On Mon, 17 Jun 2013, at 10:07, Andrew DeFaria thusly quipped:
On 06/17/2013 08:12 AM, gmt@malth.us wrote:
Why not simply fix the "not very well written configure scripts and
makefiles"instead? BTW I've never come across a single one of those.
Where are you getting yours?
Can't answer this offhand (aware you didn't ask me :P) but, under the
misguidance of PM's like Gentoo(portage) and rpm(build), when combined
with poorly and/or belligerently written packaging scripts, this can
happen incessantly. But that mostly only comes up when building
Frankencygwins. Sometimes you can fix it by forcing something like
--prefix=///usr/local.
I'm trying to understand the reluctance towards "fixing the problem" and
instead
the insistence on "putting a band aid on it". So in the above, why would
you not
instead do --prefix=/usr/local?
This is indeed a band-aid in the truest sense of the metaphor.
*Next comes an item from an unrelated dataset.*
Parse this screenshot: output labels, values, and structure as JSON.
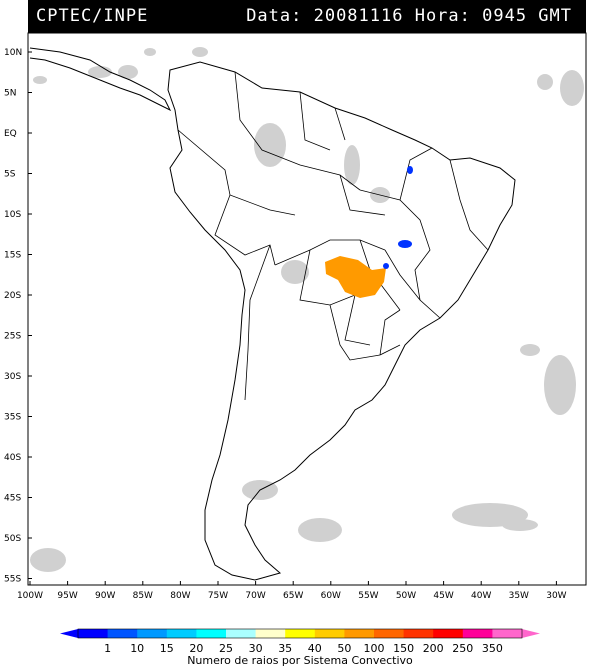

It relies
on the specificity of POSIX's reservation of "//" for platform purposes (and
cygwin's correct implementation of same) -- unlike "//", anything matching
the regex "^///[/]*$" is, indeed, equivalent to "/". So, as if the POSIX
"//" reservation wasn't an obscure enough fact, here is a way to /really/
impress people at cocktail parties :)
As to why not fix the upstreams committing these atrocities, it's the
obvious reason -- occasionally one encounters a large body of dense,
non-fixable-by-sed/perl, poorly commented "spaghetti" script-code that makes
"clever," deep usage of the assumption that "//" == "/". Being able to turn
this feature off at one's option would enable them to rule out "//" as a
problem when they suspect it might be, and have the additional benefit of
not having to fix such code, in order to run it.